Dan Brown - Digital Fortress book

Robert J. Hansen rjh at sixdemonbag.org
Wed Jan 14 20:10:30 CET 2009


Andre Amorim wrote:
> I'm in the midle of this book rigth now, so let me try to finish it LOL...
> by the way... is there any other book, for a guy like me that find
> pleasant read about neuromancer, crypto, computers and fiction ...

Off-topic, but hey, we all need to unwind and relax sometime, right?
All these books are, IMO, absolutely excellent, and all connect in one
way or another -- in intelligent and accurate ways -- to computer security.



Charles Stross, _The Atrocity Archives_.
  This one's an excellent mix of Len Deighton spy thriller and
  _Dilbert_.  It's also rife with mathematical in-jokes for people
  astute enough to notice them.  Bob Howard is one of geekdom's
  great characters: he's every single tech nerd who's ever worked
  in a large, faceless bureaucracy.

Neal Stephenson, _Cryptonomicon_.
  It's a little dated now, but when it came out this book was an
  excellent slice of the Zeitgeist of the dot-com boom.  Most of
  the crypto holds up relatively well; the algorithms have been
  broken, but the principles are sound.

Rudy Rucker.  Just about anything, really.
  Rucker is a mathematician and computer scientist.  It shows in
  his writing.

Greg Egan, _Permutation City_.
  Words fail me when I try to describe it.  I guess you could say
  it's one long discourse on Nick Bostrum's simulation hypothesis,
  or maybe the implications of the 't Hooft holographic hypothesis.
  No matter how you slice it, this book will bend your mind.

Daniel Keys Moran.  Just about anything, really.
  Moran is a database geek in Los Angeles.  In the late '80s and
  early '90s he published a trilogy of books.  Trent's discourse on
  the root causes of network failure, and the consequences of
  widespread network failure on a networked society, is one of the
  best technology-explained-for-the-layman things I've read.

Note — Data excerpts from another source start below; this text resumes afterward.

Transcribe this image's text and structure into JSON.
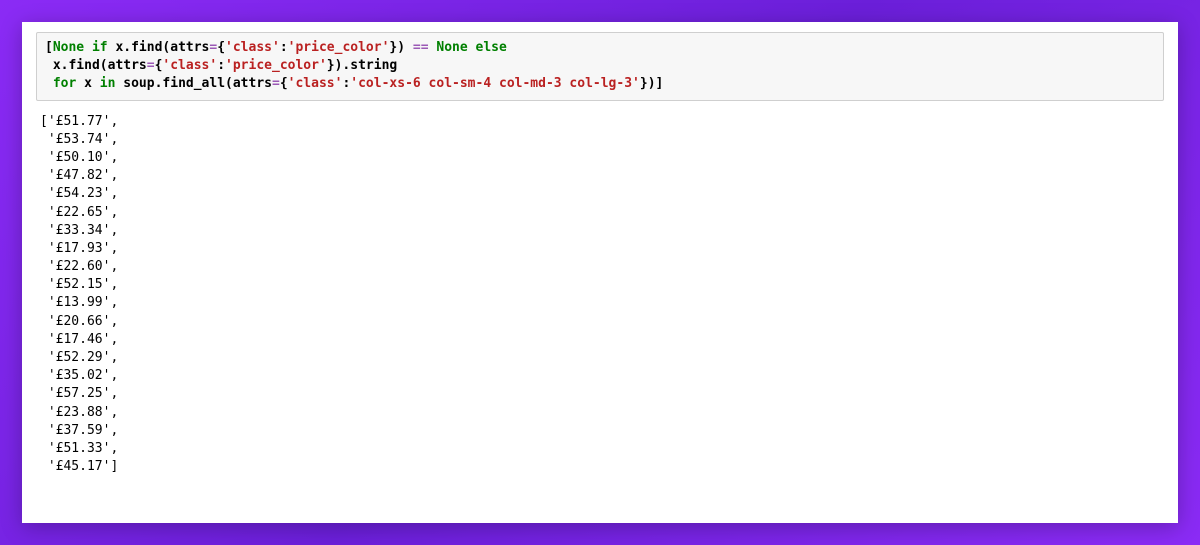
{
  "code": {
    "line1_a": "[",
    "line1_kw1": "None",
    "line1_b": " ",
    "line1_kw2": "if",
    "line1_c": " x.find(attrs",
    "line1_eq1": "=",
    "line1_d": "{",
    "line1_str1": "'class'",
    "line1_e": ":",
    "line1_str2": "'price_color'",
    "line1_f": "}) ",
    "line1_eq2": "==",
    "line1_g": " ",
    "line1_kw3": "None",
    "line1_h": " ",
    "line1_kw4": "else",
    "line2_a": " x.find(attrs",
    "line2_eq1": "=",
    "line2_b": "{",
    "line2_str1": "'class'",
    "line2_c": ":",
    "line2_str2": "'price_color'",
    "line2_d": "}).string",
    "line3_a": " ",
    "line3_kw1": "for",
    "line3_b": " x ",
    "line3_kw2": "in",
    "line3_c": " soup.find_all(attrs",
    "line3_eq1": "=",
    "line3_d": "{",
    "line3_str1": "'class'",
    "line3_e": ":",
    "line3_str2": "'col-xs-6 col-sm-4 col-md-3 col-lg-3'",
    "line3_f": "})]"
  },
  "output": {
    "prices": [
      "£51.77",
      "£53.74",
      "£50.10",
      "£47.82",
      "£54.23",
      "£22.65",
      "£33.34",
      "£17.93",
      "£22.60",
      "£52.15",
      "£13.99",
      "£20.66",
      "£17.46",
      "£52.29",
      "£35.02",
      "£57.25",
      "£23.88",
      "£37.59",
      "£51.33",
      "£45.17"
    ]
  }
}
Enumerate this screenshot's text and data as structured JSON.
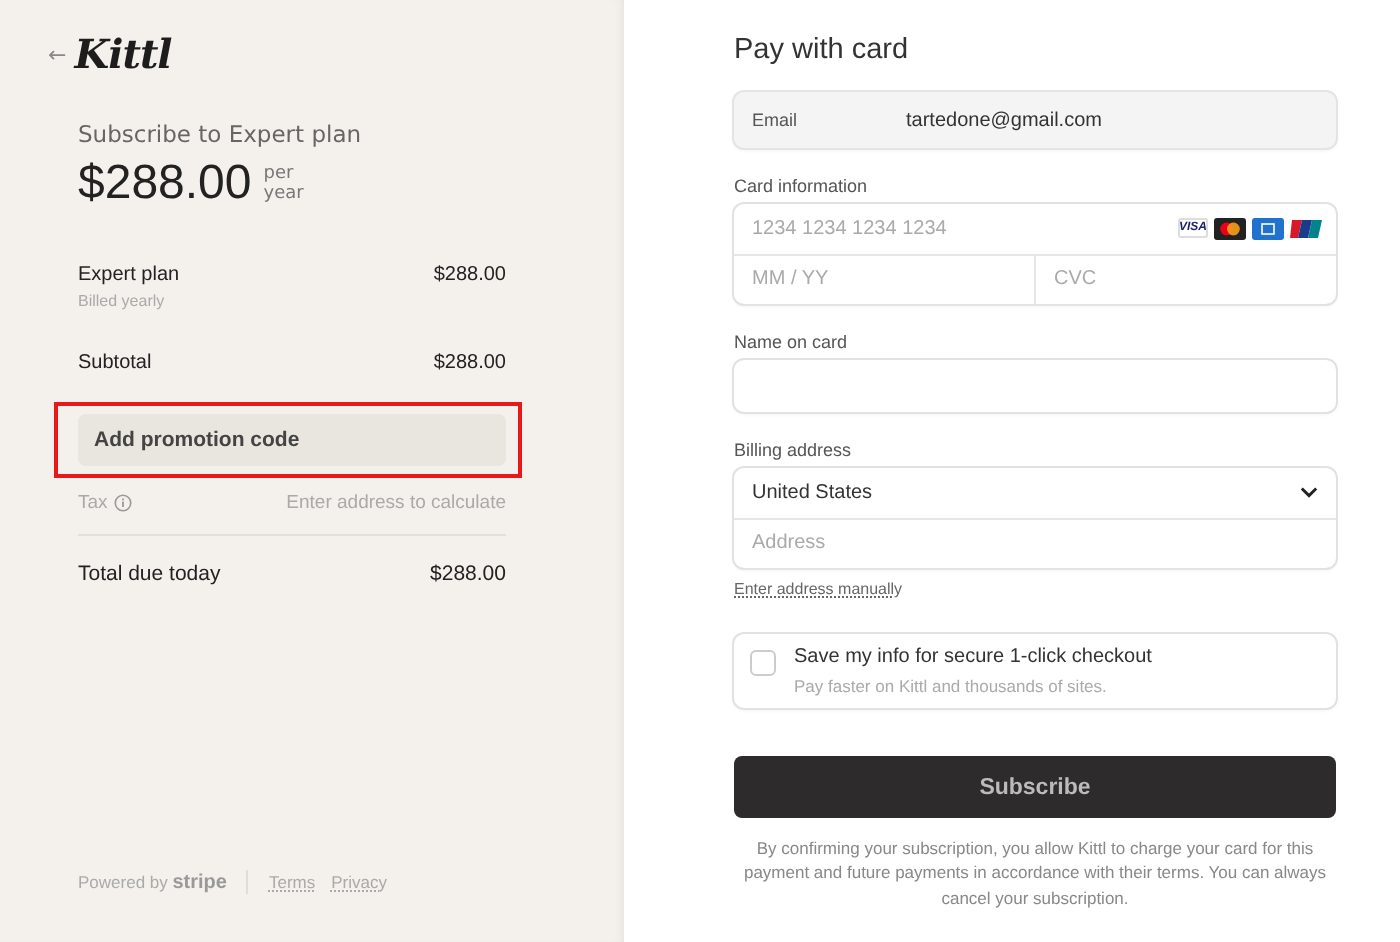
{
  "summary": {
    "back": "←",
    "logo": "Kittl",
    "heading": "Subscribe to Expert plan",
    "price": "$288.00",
    "period": "per year",
    "lines": [
      {
        "kind": "item",
        "label": "Expert plan",
        "sub": "Billed yearly",
        "amount": "$288.00"
      },
      {
        "kind": "subtotal",
        "label": "Subtotal",
        "amount": "$288.00"
      }
    ],
    "promo": {
      "label": "Add promotion code",
      "highlighted": true
    },
    "tax": {
      "label": "Tax",
      "note": "Enter address to calculate"
    },
    "total": {
      "label": "Total due today",
      "amount": "$288.00"
    },
    "footer": {
      "powered": "Powered by",
      "brand": "stripe",
      "links": [
        "Terms",
        "Privacy"
      ]
    }
  },
  "form": {
    "title": "Pay with card",
    "email": {
      "label": "Email",
      "value": "tartedone@gmail.com"
    },
    "card": {
      "label": "Card information",
      "number_placeholder": "1234 1234 1234 1234",
      "visa": "VISA",
      "expiry_placeholder": "MM / YY",
      "cvc_placeholder": "CVC"
    },
    "name": {
      "label": "Name on card"
    },
    "billing": {
      "label": "Billing address",
      "country": "United States",
      "address_placeholder": "Address",
      "manual_link": "Enter address manually"
    },
    "save": {
      "checked": false,
      "label": "Save my info for secure 1-click checkout",
      "hint": "Pay faster on Kittl and thousands of sites."
    },
    "submit": "Subscribe",
    "legal": "By confirming your subscription, you allow Kittl to charge your card for this payment and future payments in accordance with their terms. You can always cancel your subscription."
  }
}
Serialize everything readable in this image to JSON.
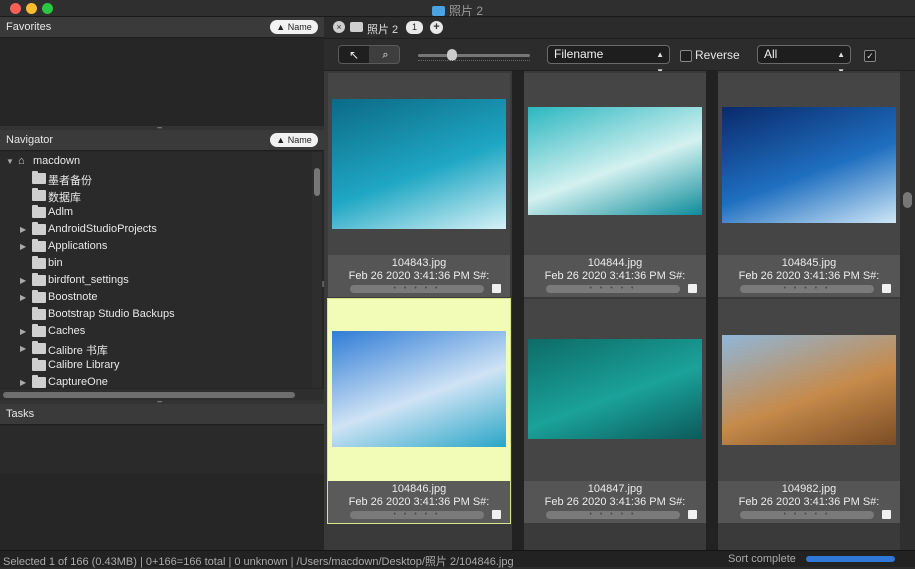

... For movies, the best one is hands-down _Sneakers_, a 1992 crime
caper starring Robert Redford and Ben Kingsley.  In 1992, Kingsley
talked about how he might be able to crash the entire world economic
system with the aid of computers and some carefully chosen bad
information.  We laughed at it then: what he was talking about was pure,
utter science fiction.

In 2009, we're seeing that happen all around us, and few of us are laughing.